DNA Sequencing Gels

Buffers and gel solutions

The table below is used by our lab, and is sufficient for a standard 35 x 43 cm x 0.4 mm gel (we use the Owl boxes). The Long Ranger solution comes with a troubleshooting guide; a few of the electrophoresis parameters that have been demonstrated important for us are listed below.

Long Ranger Gels

	5% in 1X TBE	5% in 1.2X TBE	6% in 1X TBE
urea	40.4 g	40.4 g	40.4 g
TBE	13.3 ml 6X (8 ml 10X)	16 ml 6X (9.6 ml 10X)	13.3 ml 6X (8 ml 10X)
Long Ranger (50%)	8 ml	8 ml	9.6 ml
water	30.5 ml (35.8 ml)	27.8 ml (34.2 ml)	28.9 ml (34.2 ml)
ammonium persulfate	70 mg	70 mg	70 mg

1. Mix to dissolve urea, filter through Whatman 3MM filter or equivalent.
2. Add 25 ul TEMED, and pour gel.

1. For maximum base reads, use 1.2X TBE in the gel and 0.6X TBE as the electrophoresis buffer.
2. Run gels at 55 W. Wattage must not exceed 55-60 W even with large 40 x 40 cm plates or a temperature of 50 C.
3. A 10 min prerun is sufficient
4. Maintain gel temperature between 40-50 C.
5. Do not heat samples excessively during denaturation step. 2 min at 75 C is enough, and it is not necessary to heat again prior to a second or third loading.
6. We have had the best results with 4.5 and 2 hour runs, at 55 W.

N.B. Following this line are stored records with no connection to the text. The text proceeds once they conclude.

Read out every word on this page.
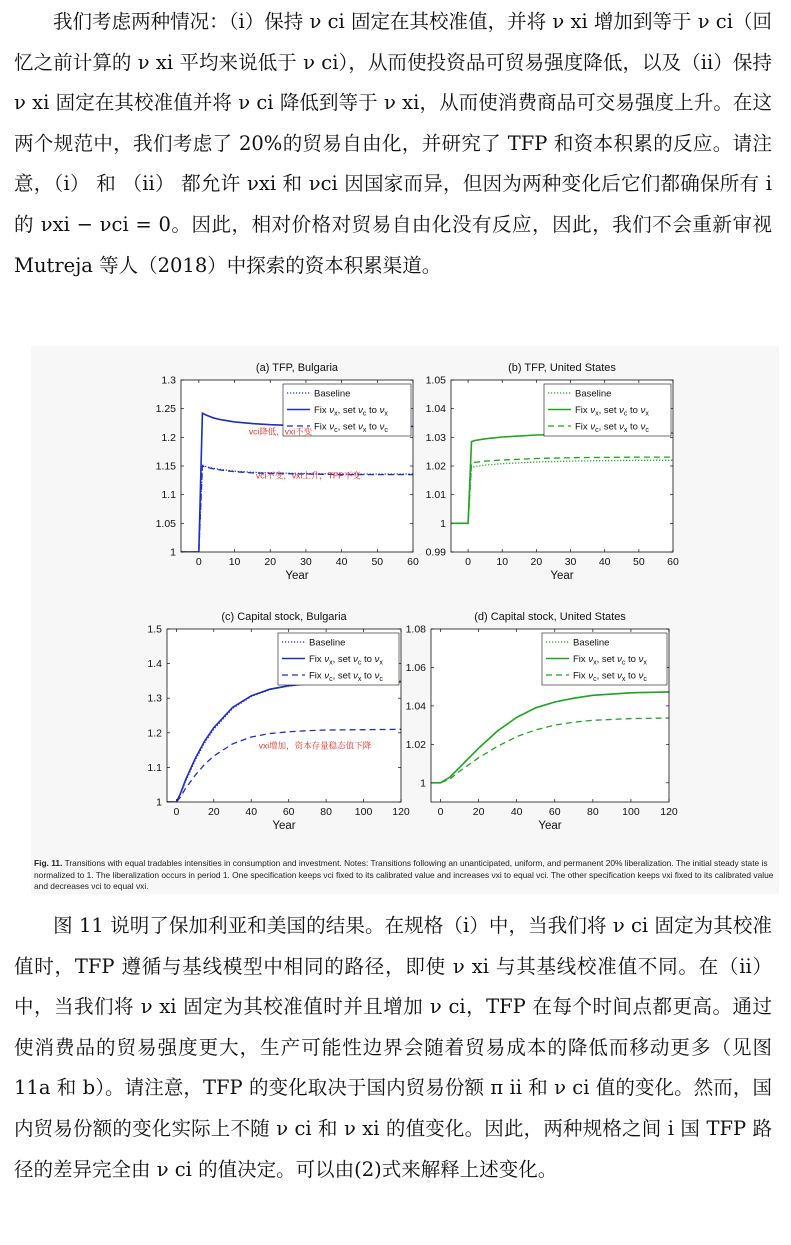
  我们考虑两种情况：（i）保持 ν ci 固定在其校准值，并将 ν xi 增加到等于 ν ci（回忆之前计算的 ν xi 平均来说低于 ν ci），从而使投资品可贸易强度降低，以及（ii）保持 ν xi 固定在其校准值并将 ν ci 降低到等于 ν xi，从而使消费商品可交易强度上升。在这两个规范中，我们考虑了 20%的贸易自由化，并研究了 TFP 和资本积累的反应。请注意，（i） 和 （ii） 都允许 νxi 和 νci 因国家而异，但因为两种变化后它们都确保所有 i 的 νxi − νci = 0。因此，相对价格对贸易自由化没有反应，因此，我们不会重新审视 Mutreja 等人（2018）中探索的资本积累渠道。

(a) TFP, Bulgaria
0	10 20 30 40 50 60
1
1.05
1.1
1.15
1.2
1.25
1.3
Year
Baseline
Fix $\nu_x$, set $\nu_c$ to $\nu_x$
Fix $\nu_c$, set $\nu_x$ to $\nu_c$
vci降低，vxi不变
vci不变，vxi上升，TFP不变
(b) TFP, United States
0 10 20 30 40 50 60
0.99
1
1.01
1.02
1.03
1.04
1.05
Year
Baseline
Fix $\nu_x$, set $\nu_c$ to $\nu_x$
Fix $\nu_c$, set $\nu_x$ to $\nu_c$
(c) Capital stock, Bulgaria
0	20 40 60 80 100 120
1
1.1
1.2
1.3
1.4
1.5
Year
Baseline
Fix $\nu_x$, set $\nu_c$ to $\nu_x$
Fix $\nu_c$, set $\nu_x$ to $\nu_c$
vxi增加，资本存量稳态值下降
(d) Capital stock, United States
0	20	40	60	80 100 120
1
1.02
1.04
1.06
1.08
Year
Baseline
Fix $\nu_x$, set $\nu_c$ to $\nu_x$
Fix $\nu_c$, set $\nu_x$ to $\nu_c$
Fig. 11. Transitions with equal tradables intensities in consumption and investment. Notes: Transitions following an unanticipated, uniform, and permanent 20% liberalization. The initial steady state is normalized to 1. The liberalization occurs in period 1. One specification keeps νci fixed to its calibrated value and increases νxi to equal νci. The other specification keeps νxi fixed to its calibrated value and decreases νci to equal νxi.

  图 11 说明了保加利亚和美国的结果。在规格（i）中，当我们将 ν ci 固定为其校准值时，TFP 遵循与基线模型中相同的路径，即使 ν xi 与其基线校准值不同。在（ii）中，当我们将 ν xi 固定为其校准值时并且增加 ν ci，TFP 在每个时间点都更高。通过使消费品的贸易强度更大，生产可能性边界会随着贸易成本的降低而移动更多（见图 11a 和 b）。请注意，TFP 的变化取决于国内贸易份额 π ii 和 ν ci 值的变化。然而，国内贸易份额的变化实际上不随 ν ci 和 ν xi 的值变化。因此，两种规格之间 i 国 TFP 路径的差异完全由 ν ci 的值决定。可以由(2)式来解释上述变化。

Older (pre-Long Ranger Gels) Method

164.0 g Tris-OH

27.5 g Boric Acid

7.45 g disodium EDTA

water to 1 l

Acrylamide stock

38% Acrylamide

2% bis-acrylamide

Gels (volume is for standard size sequencing gels)

8% gel:

40.4 g urea

27.0 ml water

16.8 ml 38/2 acrylamide

8.0 ml EB

6% gel:

40.4 g urea

31.2 ml water

12.6 ml 38/2 acrylamide

8.0 ml EB

5% gel:

40.4 g urea

33.5 ml water

10.5 ml 38/2 acrylamide

8.0 ml EB

Dissolve by heating slightly, degas if necessary. Add 0.7 ml 10% ammonium persulfate, and 25 ul TEMED, and pour gel immediately.